The state's decision comes as a blow to roughly 1,400 same-sex couples who legally tied the knot after U.S. District Judge Robert Shelby ruled on Dec. 20 that a state ban on gay marriage violated the U.S. Constitution. His ruling was later put on hold by the U.S. Supreme Court pending an appeal.
"Based on counsel from the Attorney General's Office regarding the Supreme Court decision, state recognition of same-sex marital status is ON HOLD until further notice," Governor Gary Herbert's chief of staff said in a message posted to state officials on the website of the Republican governor.
Utah temporarily became the 18th U.S. state to permit gay marriage when Shelby ruled for three same-sex couples in a lawsuit challenging a voter-passed amendment to the Utah constitution that defined marriage as exclusively between a man and a woman.
The U.S. Supreme Court issued a stay on Monday, pending appeal of the ruling, preventing new same-sex marriages from being performed in the state. Following that decision, married same-sex couples who wed after Shelby's decision expressed concern the state might not recognize their marriages as valid.

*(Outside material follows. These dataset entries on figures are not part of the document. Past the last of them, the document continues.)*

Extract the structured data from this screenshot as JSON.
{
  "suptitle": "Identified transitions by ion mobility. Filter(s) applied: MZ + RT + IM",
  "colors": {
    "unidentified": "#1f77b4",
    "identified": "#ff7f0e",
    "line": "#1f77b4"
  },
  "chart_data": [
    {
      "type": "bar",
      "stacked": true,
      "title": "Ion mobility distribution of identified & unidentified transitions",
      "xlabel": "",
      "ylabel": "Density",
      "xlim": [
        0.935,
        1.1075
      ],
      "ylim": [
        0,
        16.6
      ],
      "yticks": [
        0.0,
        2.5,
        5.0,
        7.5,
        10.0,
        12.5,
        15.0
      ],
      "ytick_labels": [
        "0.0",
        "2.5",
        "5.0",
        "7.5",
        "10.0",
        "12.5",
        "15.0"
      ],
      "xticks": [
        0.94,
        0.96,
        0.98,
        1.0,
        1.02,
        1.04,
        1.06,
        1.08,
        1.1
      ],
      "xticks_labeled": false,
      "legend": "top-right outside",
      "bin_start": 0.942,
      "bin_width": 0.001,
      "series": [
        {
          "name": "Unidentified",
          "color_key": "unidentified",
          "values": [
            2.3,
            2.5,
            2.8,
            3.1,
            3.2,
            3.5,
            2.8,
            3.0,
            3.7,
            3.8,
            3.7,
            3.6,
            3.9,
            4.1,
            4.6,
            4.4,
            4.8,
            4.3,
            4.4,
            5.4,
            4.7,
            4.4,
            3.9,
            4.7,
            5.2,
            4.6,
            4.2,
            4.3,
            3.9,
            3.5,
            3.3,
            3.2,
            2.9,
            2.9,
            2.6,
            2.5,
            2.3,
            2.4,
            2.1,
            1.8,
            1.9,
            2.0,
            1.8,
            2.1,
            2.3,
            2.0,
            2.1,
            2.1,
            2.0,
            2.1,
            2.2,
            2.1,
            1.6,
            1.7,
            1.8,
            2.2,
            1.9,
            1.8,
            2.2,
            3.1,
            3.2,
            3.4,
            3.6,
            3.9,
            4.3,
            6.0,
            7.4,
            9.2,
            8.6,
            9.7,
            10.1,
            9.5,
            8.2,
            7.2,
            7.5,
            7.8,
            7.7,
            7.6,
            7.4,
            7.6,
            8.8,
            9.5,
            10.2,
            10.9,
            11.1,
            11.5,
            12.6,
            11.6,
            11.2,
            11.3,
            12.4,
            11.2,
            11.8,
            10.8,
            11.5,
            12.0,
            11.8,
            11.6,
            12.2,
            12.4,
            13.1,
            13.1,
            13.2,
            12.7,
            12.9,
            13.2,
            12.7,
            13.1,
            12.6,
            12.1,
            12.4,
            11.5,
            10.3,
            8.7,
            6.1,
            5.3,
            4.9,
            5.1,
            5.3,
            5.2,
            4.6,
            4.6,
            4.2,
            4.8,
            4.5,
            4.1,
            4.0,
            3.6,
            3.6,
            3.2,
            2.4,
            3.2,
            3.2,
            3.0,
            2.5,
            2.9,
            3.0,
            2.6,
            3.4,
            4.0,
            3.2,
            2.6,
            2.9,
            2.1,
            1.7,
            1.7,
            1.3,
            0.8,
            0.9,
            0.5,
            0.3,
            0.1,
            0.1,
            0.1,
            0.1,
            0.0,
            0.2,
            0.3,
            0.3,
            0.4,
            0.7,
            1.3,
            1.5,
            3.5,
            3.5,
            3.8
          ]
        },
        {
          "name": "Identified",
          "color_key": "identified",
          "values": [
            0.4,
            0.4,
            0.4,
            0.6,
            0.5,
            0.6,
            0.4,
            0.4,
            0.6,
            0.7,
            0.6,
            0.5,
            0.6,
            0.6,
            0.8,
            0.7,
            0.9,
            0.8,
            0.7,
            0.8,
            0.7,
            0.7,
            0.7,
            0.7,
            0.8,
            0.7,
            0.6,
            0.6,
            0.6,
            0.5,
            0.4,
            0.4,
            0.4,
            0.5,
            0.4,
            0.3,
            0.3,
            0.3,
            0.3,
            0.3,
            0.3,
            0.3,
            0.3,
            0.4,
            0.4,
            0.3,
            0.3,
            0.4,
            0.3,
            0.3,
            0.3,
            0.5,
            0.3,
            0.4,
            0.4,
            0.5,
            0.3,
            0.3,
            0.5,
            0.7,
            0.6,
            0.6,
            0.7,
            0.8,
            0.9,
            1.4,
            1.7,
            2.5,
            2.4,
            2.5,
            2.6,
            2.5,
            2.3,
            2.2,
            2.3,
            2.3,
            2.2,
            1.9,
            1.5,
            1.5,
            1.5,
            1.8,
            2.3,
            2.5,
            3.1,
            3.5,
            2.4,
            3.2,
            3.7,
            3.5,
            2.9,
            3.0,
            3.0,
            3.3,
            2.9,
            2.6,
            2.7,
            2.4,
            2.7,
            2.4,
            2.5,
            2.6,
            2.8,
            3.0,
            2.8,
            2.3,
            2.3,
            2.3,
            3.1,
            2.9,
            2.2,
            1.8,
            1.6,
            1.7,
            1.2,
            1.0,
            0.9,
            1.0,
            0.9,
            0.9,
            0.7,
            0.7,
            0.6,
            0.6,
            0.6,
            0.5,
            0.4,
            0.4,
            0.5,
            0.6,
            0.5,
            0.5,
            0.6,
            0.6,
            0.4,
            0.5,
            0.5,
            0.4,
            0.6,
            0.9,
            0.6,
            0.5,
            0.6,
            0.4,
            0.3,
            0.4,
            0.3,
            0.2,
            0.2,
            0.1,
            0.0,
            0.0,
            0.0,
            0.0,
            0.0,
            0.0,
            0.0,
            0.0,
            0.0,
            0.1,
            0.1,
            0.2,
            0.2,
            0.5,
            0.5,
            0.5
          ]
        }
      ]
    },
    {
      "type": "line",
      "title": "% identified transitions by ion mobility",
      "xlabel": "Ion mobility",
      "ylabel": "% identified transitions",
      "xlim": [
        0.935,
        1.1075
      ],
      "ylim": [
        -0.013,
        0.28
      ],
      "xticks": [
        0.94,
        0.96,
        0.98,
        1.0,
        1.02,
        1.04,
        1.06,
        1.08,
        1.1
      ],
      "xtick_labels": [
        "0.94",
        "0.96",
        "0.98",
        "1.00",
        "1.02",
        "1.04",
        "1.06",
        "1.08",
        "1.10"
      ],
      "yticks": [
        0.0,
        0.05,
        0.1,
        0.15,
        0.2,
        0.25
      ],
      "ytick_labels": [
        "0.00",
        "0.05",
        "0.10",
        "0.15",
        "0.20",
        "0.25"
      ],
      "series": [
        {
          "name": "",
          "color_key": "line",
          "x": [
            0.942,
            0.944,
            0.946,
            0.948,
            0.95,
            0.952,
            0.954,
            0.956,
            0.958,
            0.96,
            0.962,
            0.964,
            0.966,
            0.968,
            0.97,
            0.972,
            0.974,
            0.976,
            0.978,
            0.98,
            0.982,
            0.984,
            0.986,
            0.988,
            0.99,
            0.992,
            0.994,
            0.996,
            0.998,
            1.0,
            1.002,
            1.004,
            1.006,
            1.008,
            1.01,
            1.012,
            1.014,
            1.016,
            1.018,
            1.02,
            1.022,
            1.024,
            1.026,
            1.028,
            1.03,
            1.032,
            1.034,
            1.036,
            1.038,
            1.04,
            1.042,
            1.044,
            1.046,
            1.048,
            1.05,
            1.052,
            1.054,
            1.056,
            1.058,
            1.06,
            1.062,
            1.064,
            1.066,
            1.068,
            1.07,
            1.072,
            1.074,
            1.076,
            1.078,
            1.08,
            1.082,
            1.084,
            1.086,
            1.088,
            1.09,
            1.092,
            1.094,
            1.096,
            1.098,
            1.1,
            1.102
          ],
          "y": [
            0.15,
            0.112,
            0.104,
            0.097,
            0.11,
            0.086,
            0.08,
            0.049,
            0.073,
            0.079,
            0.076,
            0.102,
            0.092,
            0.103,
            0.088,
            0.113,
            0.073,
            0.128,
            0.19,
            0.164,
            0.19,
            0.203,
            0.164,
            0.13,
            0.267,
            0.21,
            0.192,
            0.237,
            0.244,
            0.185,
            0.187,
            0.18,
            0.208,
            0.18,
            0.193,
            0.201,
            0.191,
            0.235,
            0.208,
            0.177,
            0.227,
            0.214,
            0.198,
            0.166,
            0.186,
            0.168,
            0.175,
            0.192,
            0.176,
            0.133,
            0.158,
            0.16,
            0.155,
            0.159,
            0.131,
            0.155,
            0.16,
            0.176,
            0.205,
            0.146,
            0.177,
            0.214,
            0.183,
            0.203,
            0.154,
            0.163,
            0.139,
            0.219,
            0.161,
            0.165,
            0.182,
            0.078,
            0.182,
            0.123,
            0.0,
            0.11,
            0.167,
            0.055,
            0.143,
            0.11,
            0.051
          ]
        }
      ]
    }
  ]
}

Among them were Angela Hinton and Michele Poast. They have been together for nine years and married after Shelby voided Utah's gay marriage ban because it violated constitutional guarantees of due process and equal protection.
"Are we valid or are we not?" Hinton, 41, said on Tuesday. "With the stay, it feels like we don't have continuity."
Hinton, a mental health therapist from Hurricane, Utah, who also teaches a college class on marriage and family, could not immediately be reached after the governor's office released its statement.
Shelby's ruling jolted many of Utah's 2.8 million residents, nearly two-thirds of whom are members of The Church of Jesus Christ of Latter-day Saints, which teaches that traditional marriage is an institution ordained by God.
The governor's office, in explaining how the state would handle the existing marriages, said that state agencies should follow "current laws that prohibit the state from recognizing same-sex marriages."
As an example of how the policy would be applied, it said that if a married same-sex couple in Utah had already changed their names on their drivers' licenses the changes would not be revoked, but such couples would not be able to now apply to change their names on the state-issued identification.